議論の整理→ 構造的障壁」と「インフォーマルな社会的障壁」という2つの障壁が存在

問題発見→ この2つの障壁が築かれることについて、その是非はどちらになるのだろうか。

論証→ 障壁が築かれることで、貧民層や低学歴層が様々な領域で選択の自由が阻害されるといえるだろう。

解決策or結論→ 障壁が生じるのは良くない

解決策or結論の吟味→ 上位中間層の反対及び文化的規範を変えることの難しさ

 

 

議論の整理→ 構造的障壁」と「インフォーマルな社会的障壁」という2つの障壁が存在

アメリカでは高学歴層とそうでない層との間に、「構造的障壁」と「インフォーマルな社会的障壁」という2つの障壁が存在している。

問題発見→ この2つの障壁が築かれることについて、その是非はどちらになるのだろうか。

この2つの障壁が築かれることについて、その是非はどちらになるのだろうか。

論証→ 障壁が築かれることで、貧民層や低学歴層が様々な領域で選択の自由が阻害されるといえるだろう。
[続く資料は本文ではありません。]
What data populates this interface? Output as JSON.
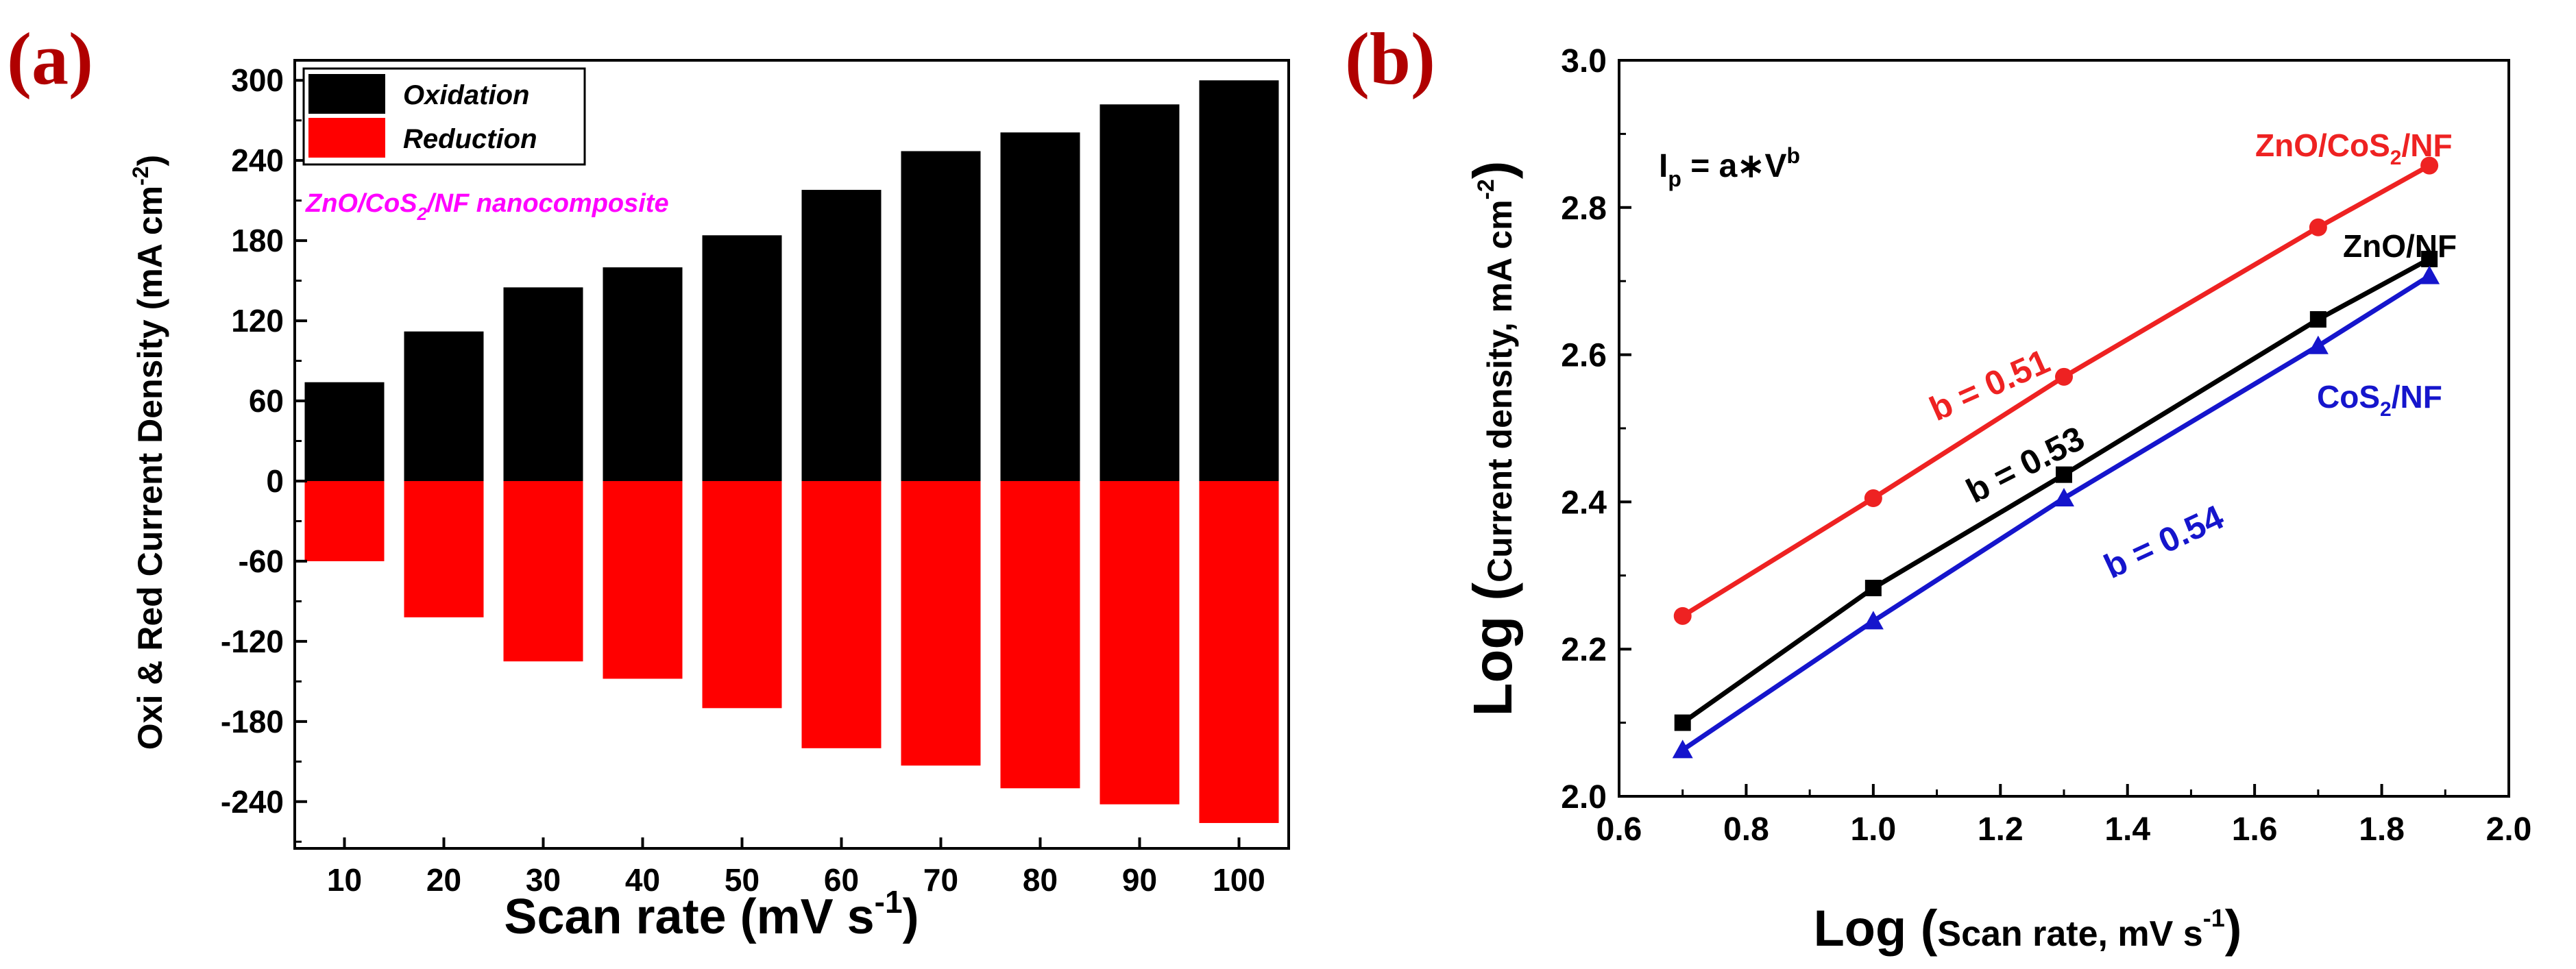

障壁が築かれることで、貧民層や低学歴層が様々な領域で選択の自由が阻害されるといえるだろう。例えば「構造的障壁」のひとつである建築規制によって、貧しくて教育レベルの低い人たちは、良い学校や良い就職機会があるところから遠ざけられてしまう。その結果、貧しくて教育レベルの低い人たちは、学校や就職先の選択が狭まってしまう。「インフォーマルな規制」でいうと、貧民層や低学歴層は、グルメな店で食事をしたり高級スーパーで買い物をしたくても、そこで販売されている食品や料理を食べたことが無いので、どれを選べばいいかわからない。その結果、こういった高級店を敬遠し、自分たちがいつも食べていて見知った食べ物で我慢してしまうという事態が生じる。これは行き先や食べ物を選ぶ自由が阻害されていることに他ならない。

解決策or結論→ 障壁が生じるのは良くない

こうした事情を考慮すると、障壁が築かれるのは良くないことだと考える。こうした障壁が築かれると、上述の通り、個人の精神的な自由が阻害されることにつながる。また、アメリカの経済的にも、一部の層しか手の届かないものが存在する制度が存在することにより、損失が生じている。文中にもあるように、米国の建築規制は、1964年から2009年にかけての米国の経済成長の統計を50%以上押し下げている。

解決策or結論の吟味→ 上位中間層の反対及び文化的規範を変えることの難しさ

この障壁を除こうとすると、米国の経済を支えている上位中間層の反対にあうため、障壁撤廃はうまくいかないと論ずる方もいるかもしれない。しかし、この障壁が存在して得するのは一部の上位中間層のみであり、大多数の貧民は障壁が取り除かれることに賛成だろう。また、インフォーマルな障壁は文化的なことなので今すぐ変えるのは難しいかもしれない。しかし、今後の米国の個人レベルと国家レベルの両方の発展において、障壁を取り除いたほうがいいのは間違いない。徐々にで良いので意識改革等はじめていくべきである。